À Kalilaro, un petit pays que personne ne connaît, pas même le Secrétaire général des Nations Unis, les cinq mille trois cent quarante-deux citoyens partagent une croyance qui n’existe nulle part ailleurs. J’entends déjà les requêtes des curieux, qui veulent savoir sous quelles latitude et longitude se trouve ce pays. Vous ne le saurez pas. J’ai promis à mon ami le président de Kalilaro de garder la chose secrète. Ils nous craignent, devinez pourquoi.
J’aime les Kalilarotiens. Nous avons beaucoup en commun, beaucoup beaucoup. Il n’y a qu’une seule chose sur laquelle nous ne sommes pas d’accord, c’est leur croyance. Eux croient qu’il faut y croire, pas moi.
Leur dieu s’appelle Roger. Ils sont monothéistes, parce qu’ils encouragent le multitâche depuis des temps immémoriaux. Mon ami le Grand Prêtre m’a pris à part pendant deux jours pour m’expliquer les fondements de leur croyance, la signification de leurs rites, et pour m’offrir les réponses à toutes les grandes questions. Sur la vie, sur la mort, sur l’amour.
En gros, Roger s’emmerdait tout seul, à tout faire, même les tâches ingrates. Il a donc eu une idée de génie: créer l’univers et le remplir. Depuis ce jours, les humains et les autres êtres vivants des autres galaxies s’occupent des tâches ingrates, tandis que lui, eh bien, il coule des jours tranquilles à régner divinement.

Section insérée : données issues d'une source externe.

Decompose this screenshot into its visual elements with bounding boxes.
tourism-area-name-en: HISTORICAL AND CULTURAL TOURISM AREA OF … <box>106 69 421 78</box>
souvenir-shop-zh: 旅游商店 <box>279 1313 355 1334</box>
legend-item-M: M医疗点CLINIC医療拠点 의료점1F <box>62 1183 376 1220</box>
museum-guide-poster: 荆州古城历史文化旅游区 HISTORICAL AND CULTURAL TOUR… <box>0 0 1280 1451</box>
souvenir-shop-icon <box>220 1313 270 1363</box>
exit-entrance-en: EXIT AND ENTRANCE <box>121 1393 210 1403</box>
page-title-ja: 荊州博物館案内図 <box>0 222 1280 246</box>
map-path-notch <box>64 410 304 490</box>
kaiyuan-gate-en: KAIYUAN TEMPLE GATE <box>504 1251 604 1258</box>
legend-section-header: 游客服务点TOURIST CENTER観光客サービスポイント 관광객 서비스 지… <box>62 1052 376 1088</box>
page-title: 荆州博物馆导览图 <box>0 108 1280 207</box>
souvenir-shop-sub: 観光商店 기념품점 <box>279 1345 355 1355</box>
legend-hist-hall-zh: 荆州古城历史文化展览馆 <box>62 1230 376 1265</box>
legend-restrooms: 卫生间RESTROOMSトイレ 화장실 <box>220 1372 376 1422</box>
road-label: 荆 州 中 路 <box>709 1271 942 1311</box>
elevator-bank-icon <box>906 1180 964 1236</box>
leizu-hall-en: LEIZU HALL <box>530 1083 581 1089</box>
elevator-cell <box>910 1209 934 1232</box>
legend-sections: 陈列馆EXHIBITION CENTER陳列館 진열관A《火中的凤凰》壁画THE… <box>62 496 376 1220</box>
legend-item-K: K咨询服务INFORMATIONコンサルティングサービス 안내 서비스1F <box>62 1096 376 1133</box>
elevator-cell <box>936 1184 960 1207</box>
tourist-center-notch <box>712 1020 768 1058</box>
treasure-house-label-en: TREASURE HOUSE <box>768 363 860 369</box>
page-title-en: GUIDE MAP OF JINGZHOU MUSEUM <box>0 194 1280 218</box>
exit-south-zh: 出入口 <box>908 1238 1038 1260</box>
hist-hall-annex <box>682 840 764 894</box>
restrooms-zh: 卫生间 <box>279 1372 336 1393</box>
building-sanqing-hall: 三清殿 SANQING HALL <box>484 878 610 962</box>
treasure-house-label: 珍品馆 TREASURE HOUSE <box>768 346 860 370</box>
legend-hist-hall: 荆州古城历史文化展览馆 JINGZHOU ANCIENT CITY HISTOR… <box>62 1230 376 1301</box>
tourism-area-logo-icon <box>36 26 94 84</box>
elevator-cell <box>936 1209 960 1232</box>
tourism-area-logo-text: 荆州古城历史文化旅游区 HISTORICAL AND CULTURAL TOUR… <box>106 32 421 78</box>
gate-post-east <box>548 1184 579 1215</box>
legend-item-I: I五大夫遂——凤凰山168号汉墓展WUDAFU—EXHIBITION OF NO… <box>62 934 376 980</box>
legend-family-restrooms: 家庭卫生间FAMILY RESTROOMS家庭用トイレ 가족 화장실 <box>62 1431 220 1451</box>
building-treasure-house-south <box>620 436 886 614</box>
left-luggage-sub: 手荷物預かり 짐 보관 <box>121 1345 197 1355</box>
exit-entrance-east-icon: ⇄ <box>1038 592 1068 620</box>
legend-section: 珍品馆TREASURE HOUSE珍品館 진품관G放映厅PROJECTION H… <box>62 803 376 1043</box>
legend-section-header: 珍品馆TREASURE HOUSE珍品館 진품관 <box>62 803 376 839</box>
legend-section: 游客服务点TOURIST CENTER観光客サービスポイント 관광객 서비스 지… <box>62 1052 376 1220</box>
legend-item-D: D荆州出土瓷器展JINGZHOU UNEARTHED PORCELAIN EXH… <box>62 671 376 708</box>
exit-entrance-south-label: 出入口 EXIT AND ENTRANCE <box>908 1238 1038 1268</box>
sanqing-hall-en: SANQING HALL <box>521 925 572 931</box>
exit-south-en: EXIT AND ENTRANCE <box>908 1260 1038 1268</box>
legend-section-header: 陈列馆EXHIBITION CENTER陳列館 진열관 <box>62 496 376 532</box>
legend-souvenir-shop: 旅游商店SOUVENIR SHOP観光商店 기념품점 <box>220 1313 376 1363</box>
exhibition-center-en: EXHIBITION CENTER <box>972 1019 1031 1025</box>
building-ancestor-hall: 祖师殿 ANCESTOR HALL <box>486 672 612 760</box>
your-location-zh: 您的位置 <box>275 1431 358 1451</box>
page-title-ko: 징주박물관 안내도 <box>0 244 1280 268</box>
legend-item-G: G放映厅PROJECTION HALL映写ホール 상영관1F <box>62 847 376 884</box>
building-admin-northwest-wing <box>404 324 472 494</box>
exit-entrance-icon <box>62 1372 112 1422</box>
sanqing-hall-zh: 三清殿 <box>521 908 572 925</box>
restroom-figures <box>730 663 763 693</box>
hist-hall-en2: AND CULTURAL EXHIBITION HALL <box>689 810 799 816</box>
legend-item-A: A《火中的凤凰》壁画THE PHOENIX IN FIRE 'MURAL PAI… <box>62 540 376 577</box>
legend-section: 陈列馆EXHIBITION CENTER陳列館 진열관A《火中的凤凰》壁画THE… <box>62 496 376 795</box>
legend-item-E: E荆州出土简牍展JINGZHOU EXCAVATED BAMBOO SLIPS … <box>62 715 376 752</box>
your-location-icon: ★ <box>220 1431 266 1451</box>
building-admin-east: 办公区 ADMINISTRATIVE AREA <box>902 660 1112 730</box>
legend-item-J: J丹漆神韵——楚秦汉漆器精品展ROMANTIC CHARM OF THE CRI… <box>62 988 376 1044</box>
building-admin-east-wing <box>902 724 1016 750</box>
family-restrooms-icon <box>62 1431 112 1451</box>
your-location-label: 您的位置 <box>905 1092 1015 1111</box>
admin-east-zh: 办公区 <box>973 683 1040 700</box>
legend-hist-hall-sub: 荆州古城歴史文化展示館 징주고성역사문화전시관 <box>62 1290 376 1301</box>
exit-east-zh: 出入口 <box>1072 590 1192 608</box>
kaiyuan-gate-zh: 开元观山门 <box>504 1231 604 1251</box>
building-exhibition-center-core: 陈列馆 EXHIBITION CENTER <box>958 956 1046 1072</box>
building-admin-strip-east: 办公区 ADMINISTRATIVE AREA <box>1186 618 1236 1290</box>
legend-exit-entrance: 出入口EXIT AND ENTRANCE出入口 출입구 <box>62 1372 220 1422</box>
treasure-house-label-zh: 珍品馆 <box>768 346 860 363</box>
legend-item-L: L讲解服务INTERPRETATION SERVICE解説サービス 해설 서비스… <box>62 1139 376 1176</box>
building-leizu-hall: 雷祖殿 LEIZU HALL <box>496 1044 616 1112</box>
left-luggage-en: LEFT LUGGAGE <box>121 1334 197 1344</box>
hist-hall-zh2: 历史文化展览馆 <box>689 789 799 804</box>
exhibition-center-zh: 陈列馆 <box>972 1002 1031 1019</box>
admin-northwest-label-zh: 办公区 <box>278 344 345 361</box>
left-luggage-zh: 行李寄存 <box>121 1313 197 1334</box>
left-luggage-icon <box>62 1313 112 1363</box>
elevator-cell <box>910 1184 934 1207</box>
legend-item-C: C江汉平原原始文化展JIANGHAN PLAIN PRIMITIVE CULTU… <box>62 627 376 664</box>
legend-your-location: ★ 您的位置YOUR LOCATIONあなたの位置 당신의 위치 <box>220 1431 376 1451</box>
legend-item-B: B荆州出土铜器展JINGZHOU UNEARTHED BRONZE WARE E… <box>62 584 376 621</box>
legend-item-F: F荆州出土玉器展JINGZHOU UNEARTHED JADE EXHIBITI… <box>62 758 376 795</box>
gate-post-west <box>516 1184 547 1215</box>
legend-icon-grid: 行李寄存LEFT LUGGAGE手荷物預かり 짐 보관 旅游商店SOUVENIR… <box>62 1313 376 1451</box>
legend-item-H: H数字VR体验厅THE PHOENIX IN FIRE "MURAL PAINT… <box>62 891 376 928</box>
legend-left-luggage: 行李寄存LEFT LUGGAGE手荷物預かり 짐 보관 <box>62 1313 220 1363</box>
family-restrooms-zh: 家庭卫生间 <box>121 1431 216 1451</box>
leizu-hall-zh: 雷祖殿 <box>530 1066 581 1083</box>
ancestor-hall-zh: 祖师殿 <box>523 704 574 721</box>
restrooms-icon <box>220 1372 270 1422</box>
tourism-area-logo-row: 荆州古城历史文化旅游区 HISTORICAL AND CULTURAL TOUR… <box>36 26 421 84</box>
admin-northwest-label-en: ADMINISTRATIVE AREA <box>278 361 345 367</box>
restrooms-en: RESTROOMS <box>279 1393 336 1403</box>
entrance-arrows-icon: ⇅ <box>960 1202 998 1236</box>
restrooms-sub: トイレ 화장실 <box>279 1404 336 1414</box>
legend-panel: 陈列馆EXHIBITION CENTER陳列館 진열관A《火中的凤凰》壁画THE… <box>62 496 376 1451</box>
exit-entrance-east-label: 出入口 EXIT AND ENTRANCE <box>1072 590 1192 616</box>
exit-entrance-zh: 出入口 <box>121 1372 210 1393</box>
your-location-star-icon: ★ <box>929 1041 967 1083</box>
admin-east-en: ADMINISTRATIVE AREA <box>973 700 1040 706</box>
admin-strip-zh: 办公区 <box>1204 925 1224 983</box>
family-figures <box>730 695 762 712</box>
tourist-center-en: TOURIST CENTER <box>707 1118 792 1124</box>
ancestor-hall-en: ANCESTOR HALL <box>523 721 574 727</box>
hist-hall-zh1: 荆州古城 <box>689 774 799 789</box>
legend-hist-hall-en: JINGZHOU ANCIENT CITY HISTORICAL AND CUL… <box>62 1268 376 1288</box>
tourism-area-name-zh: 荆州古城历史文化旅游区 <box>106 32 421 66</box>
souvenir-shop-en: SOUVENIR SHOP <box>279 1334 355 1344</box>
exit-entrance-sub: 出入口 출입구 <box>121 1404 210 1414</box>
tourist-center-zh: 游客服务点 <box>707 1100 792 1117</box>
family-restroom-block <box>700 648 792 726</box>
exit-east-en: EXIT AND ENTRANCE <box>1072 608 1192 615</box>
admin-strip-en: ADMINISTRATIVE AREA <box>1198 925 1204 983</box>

On s’en doute, j’ai soulevé une tonne d’objections, que mon ami le Grand Prêtre a écoutées sans me juger. Mais je voyais bien à son air érudit qu’il plaignait sincèrement mon inculture. Ça ne m’a pas vexé, le Grand Prêtre est profondément bon.
MOI: Depuis combien de temps Roger existe?
GRAND PRÊTRE: Il a toujours existé. Il est éternel.
MOI: Mais, à quel point dans l’éternité a-t-il commencé à s’emmerder?
GRAND PRÊTRE: Dans les derniers temps du Grand Vide.
MOI: Pourquoi? Je veux dire, qu’est-ce qui s’est passé pour que soudain, il s’emmerde, lui qui existait depuis toujours et qui depuis toujours ne s’était pas emmerdé.
GRAND PRÊTRE: Cela, c’est le mystère sacré, qui ne nous sera révélé que dix ans après notre mort.
MOI: Dix ans?
GRAND PRÊTRE: Le temps de compléter l’ensemble des cours et des examens à l’Université Édénique.
MOI: Mais Roger, je veux bien croire que c’est un mystère sacré son truc, mais ça ne fait aucun sens. Depuis l’éternité, il est cool, tout va bien, et soudain, paf, il s’emmerde. Logiquement, rien n’a pu se passer pour qu’il s’emmerde, puisqu’il n’y a rien d’autre que Roger. Et Roger n’a pas pu se mettre à penser à autre chose qu’à lui-même, puisqu’il n’y a rien d’autre. Si avant sa prétendue création, il n’y avait rien, mais vraiment rien de rien, il n’y aurait même pas eu de Roger. Donc, Roger est un personnage inventé.
GRAND PRÊTRE: Roger, tu ne peux pas y croire, puisque tu n’es pas d’ici. Mais Roger t’aime, et il t’a réservé une place à l’Université.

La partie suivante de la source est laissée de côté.